Calculateur d’inductance d’un solénoïde
Rédigé par Thierno Sadou Diallo, formule vérifiée selon notre méthodologie • Mis à jour le 22/08/2026
L'auto-inductance d'un solénoïde se calcule avec L = μ₀ × N² × A ÷ l, où μ₀ est la perméabilité du vide, N le nombre de spires, A l'aire de la section et l la longueur du solénoïde. Un solénoïde de 500 spires, de section 0,001 m² et de 0,2 m de long a une inductance d'environ 1,57 mH.
Explication
L'inductance mesure la capacité d'une bobine à s'opposer à une variation du courant qui la traverse, en emmagasinant de l'énergie sous forme de champ magnétique (voir notre calculateur d'énergie stockée dans une inductance, qui prend justement cette valeur L en entrée sans indiquer comment l'obtenir). Pour un solénoïde — une bobine cylindrique de spires régulièrement enroulées —, cette inductance dépend de trois facteurs géométriques directement accessibles : elle est proportionnelle au CARRÉ du nombre de spires (doubler le nombre de spires quadruple l'inductance, un effet nettement plus marqué que pour la plupart des grandeurs physiques usuelles), proportionnelle à l'aire de la section transversale du solénoïde (plus la bobine est large, plus le flux magnétique qu'elle capte est important), et inversement proportionnelle à sa longueur (un solénoïde plus long dilue le même bobinage sur une plus grande distance, ce qui affaiblit le champ magnétique en son sein — voir notre calculateur de champ magnétique d'un solénoïde pour ce lien direct). La dépendance au carré du nombre de spires explique pourquoi les bobines à forte inductance (transformateurs, filtres électroniques) sont généralement construites avec un grand nombre de spires fines plutôt qu'avec un fil plus épais et moins de spires, à volume de bobinage comparable. Cette formule suppose un solénoïde idéal, suffisamment long par rapport à son diamètre pour que le champ magnétique en son sein soit considéré comme uniforme — une approximation standard en physique des circuits, généralement valable dès que la longueur dépasse largement le diamètre du solénoïde.

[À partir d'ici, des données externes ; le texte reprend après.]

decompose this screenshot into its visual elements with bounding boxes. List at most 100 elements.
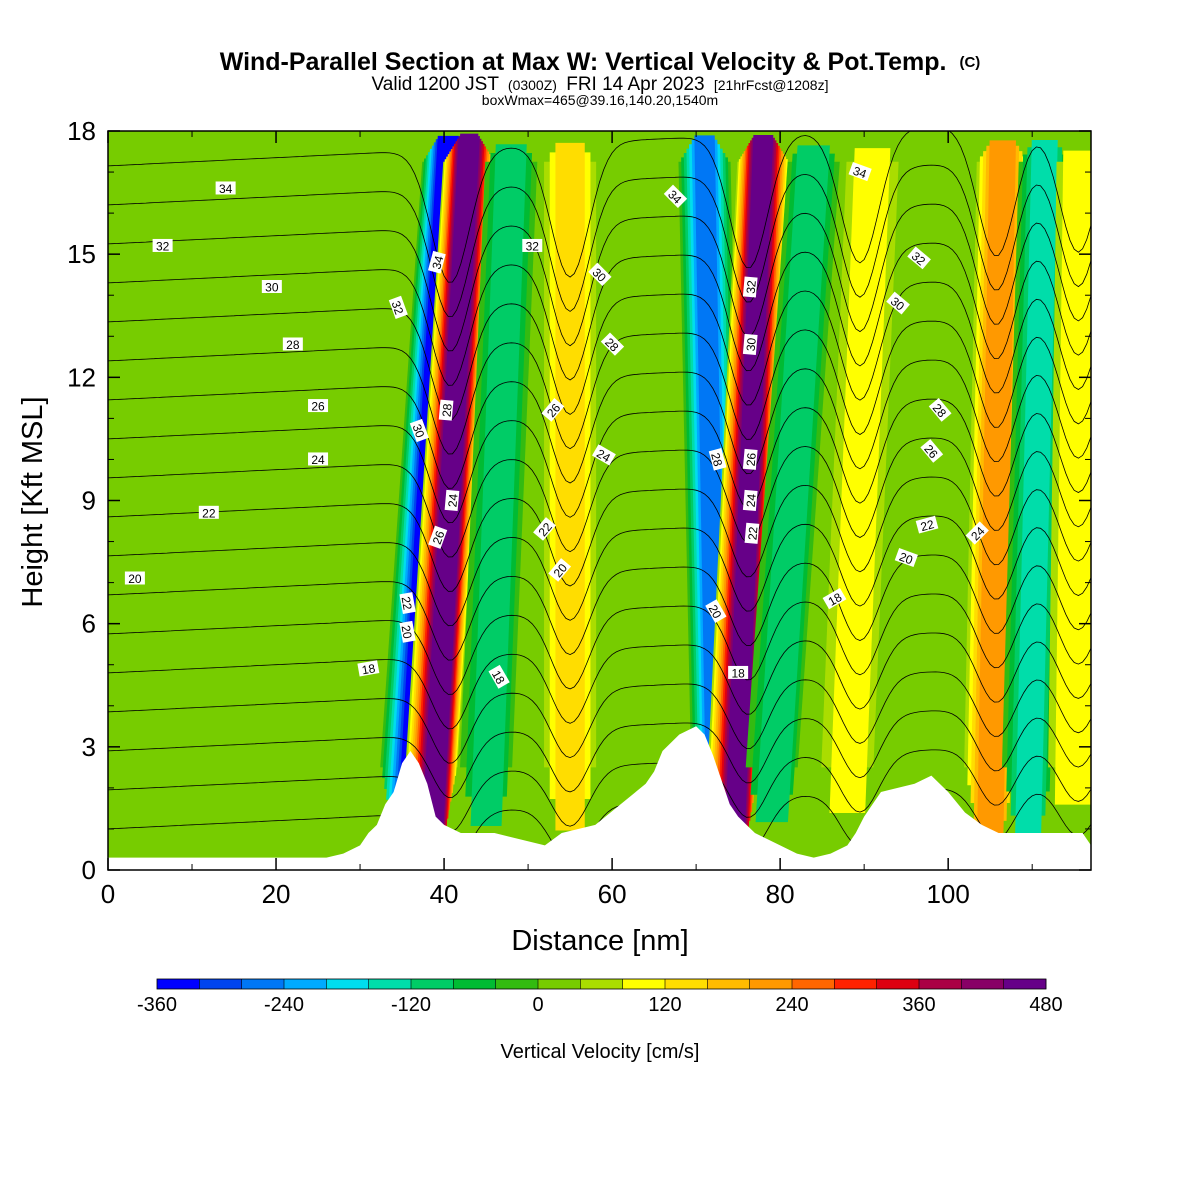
contour-label-box bbox=[708, 447, 727, 471]
contour-label-text: 20 bbox=[897, 550, 915, 568]
title-mark: (C) bbox=[959, 54, 980, 71]
contour-label: 20 bbox=[705, 599, 727, 624]
contour-label-box bbox=[663, 184, 688, 209]
theta-contour-27 bbox=[108, 437, 1091, 558]
contour-label: 24 bbox=[742, 489, 759, 511]
colorbar-swatch bbox=[876, 979, 920, 989]
y-axis-label: Height [Kft MSL] bbox=[17, 396, 49, 607]
contour-label-box bbox=[409, 418, 429, 443]
contour-label-box bbox=[848, 162, 872, 182]
contour-label-box bbox=[742, 276, 758, 298]
contour-label-text: 26 bbox=[430, 529, 448, 547]
contour-label: 26 bbox=[308, 399, 329, 414]
colorbar-tick-label: -360 bbox=[137, 994, 177, 1016]
contour-label: 20 bbox=[124, 571, 145, 586]
contour-label-text: 20 bbox=[128, 572, 142, 586]
colorbar-tick-label: 120 bbox=[648, 994, 681, 1016]
contour-label-box bbox=[907, 246, 931, 270]
contour-label: 34 bbox=[663, 184, 688, 209]
contour-label-box bbox=[920, 439, 944, 463]
theta-contour-30 bbox=[108, 320, 1091, 455]
contour-label-box bbox=[728, 665, 749, 679]
colorbar-tick-label: 360 bbox=[902, 994, 935, 1016]
contour-label: 34 bbox=[215, 181, 236, 196]
colorbar-swatch bbox=[284, 979, 327, 989]
theta-contours bbox=[108, 131, 1091, 867]
contour-label-text: 24 bbox=[445, 493, 460, 508]
contour-label-text: 32 bbox=[389, 299, 407, 317]
y-tick-label: 12 bbox=[67, 362, 96, 392]
chart-title: Wind-Parallel Section at Max W: Vertical… bbox=[220, 48, 981, 76]
subtitle-date: FRI 14 Apr 2023 bbox=[566, 74, 704, 95]
theta-contour-34 bbox=[108, 164, 1091, 318]
contour-label: 26 bbox=[541, 398, 565, 422]
contour-label-box bbox=[742, 333, 758, 355]
theta-contour-20 bbox=[108, 710, 1091, 798]
x-tick-label: 0 bbox=[101, 879, 115, 909]
contour-label-box bbox=[357, 660, 380, 677]
contour-label-box bbox=[399, 592, 416, 615]
colorbar-tick-label: -240 bbox=[264, 994, 304, 1016]
velocity-band-10-level-1 bbox=[1054, 150, 1091, 805]
contour-label-text: 18 bbox=[489, 668, 508, 687]
contour-label-text: 32 bbox=[156, 239, 170, 253]
contour-label-text: 22 bbox=[399, 595, 415, 611]
colorbar-swatch bbox=[326, 979, 370, 989]
colorbar-swatch bbox=[241, 979, 285, 989]
contour-label: 22 bbox=[744, 522, 760, 544]
contour-label: 34 bbox=[848, 162, 872, 182]
contour-label-box bbox=[438, 399, 454, 421]
plot-area: 3432302826242220183234302824262220183230… bbox=[108, 131, 1091, 870]
contour-label: 28 bbox=[600, 332, 625, 356]
theta-contour-33 bbox=[108, 203, 1091, 352]
contour-label-text: 28 bbox=[286, 338, 300, 352]
theta-contour-25 bbox=[108, 515, 1091, 627]
colorbar-tick-label: 480 bbox=[1029, 994, 1062, 1016]
y-tick-label: 18 bbox=[67, 116, 96, 146]
colorbar-swatch bbox=[707, 979, 751, 989]
theta-contour-21 bbox=[108, 671, 1091, 764]
contour-label: 22 bbox=[915, 515, 939, 534]
colorbar-swatch bbox=[199, 979, 243, 989]
contour-label-box bbox=[522, 238, 543, 252]
colorbar-swatch bbox=[157, 979, 200, 989]
contour-label: 30 bbox=[742, 333, 759, 355]
contour-label-text: 22 bbox=[919, 517, 936, 534]
colorbar-swatch bbox=[961, 979, 1005, 989]
colorbar-swatch bbox=[453, 979, 497, 989]
contour-label-box bbox=[152, 238, 173, 252]
contour-label: 28 bbox=[708, 447, 727, 471]
contour-label-text: 18 bbox=[361, 661, 377, 677]
contour-label-text: 30 bbox=[265, 281, 279, 295]
contour-label-text: 34 bbox=[429, 254, 446, 271]
colorbar-swatch bbox=[368, 979, 412, 989]
contour-label-box bbox=[428, 525, 448, 549]
contour-label-box bbox=[444, 489, 460, 511]
contour-label: 24 bbox=[444, 489, 461, 511]
contour-label-box bbox=[600, 332, 625, 356]
box-info: boxWmax=465@39.16,140.20,1540m bbox=[482, 92, 718, 108]
contour-label-box bbox=[915, 515, 939, 534]
colorbar-frame bbox=[156, 978, 1047, 990]
colorbar-tick-label: -120 bbox=[391, 994, 431, 1016]
contour-label-box bbox=[308, 452, 329, 466]
contour-label-text: 34 bbox=[219, 182, 233, 196]
colorbar-swatch bbox=[749, 979, 793, 989]
contour-label: 28 bbox=[438, 399, 455, 421]
contour-label-box bbox=[744, 522, 760, 544]
contour-label: 30 bbox=[261, 280, 282, 295]
x-tick-label: 100 bbox=[926, 879, 969, 909]
contour-label-text: 28 bbox=[708, 451, 725, 468]
contour-label: 32 bbox=[742, 276, 759, 298]
y-tick-label: 0 bbox=[82, 855, 96, 885]
colorbar-tick-label: 0 bbox=[532, 994, 543, 1016]
contour-label: 28 bbox=[282, 337, 303, 352]
contour-label-box bbox=[822, 587, 847, 610]
theta-contour-31 bbox=[108, 281, 1091, 421]
contour-label-box bbox=[308, 399, 329, 413]
contour-label-box bbox=[541, 398, 565, 422]
contour-label-box bbox=[894, 547, 918, 568]
contour-label-box bbox=[399, 620, 416, 643]
contour-label: 30 bbox=[588, 262, 612, 287]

Exemple : solénoïde de 500 spires
Données d'entrée
Nombre de spires : 500. Aire de la section : 0,001 m². Longueur : 0,2 m.
Calcul
L = 0,0000012566370614 × 500² × 0,001 ÷ 0,2 ≈ 0,00157 H, soit environ 1,57 mH.
Résultat
Ce solénoïde a une auto-inductance d’environ 1,57 mH, une valeur typique d’une petite bobine de filtrage électronique.
Questions fréquentes
Pourquoi l’inductance dépend-elle du CARRÉ du nombre de spires ?
Parce que le nombre de spires intervient à deux niveaux distincts dans le phénomène physique : chaque spire supplémentaire renforce le champ magnétique créé (proportionnellement à N), ET chaque spire supplémentaire capte elle-même davantage de ce champ renforcé (à nouveau proportionnellement à N) — d'où un effet global proportionnel à N². C'est cette dépendance quadratique qui rend l'ajout de spires particulièrement efficace pour augmenter l'inductance d'une bobine.
Que se passe-t-il si on insère un noyau de fer dans le solénoïde ?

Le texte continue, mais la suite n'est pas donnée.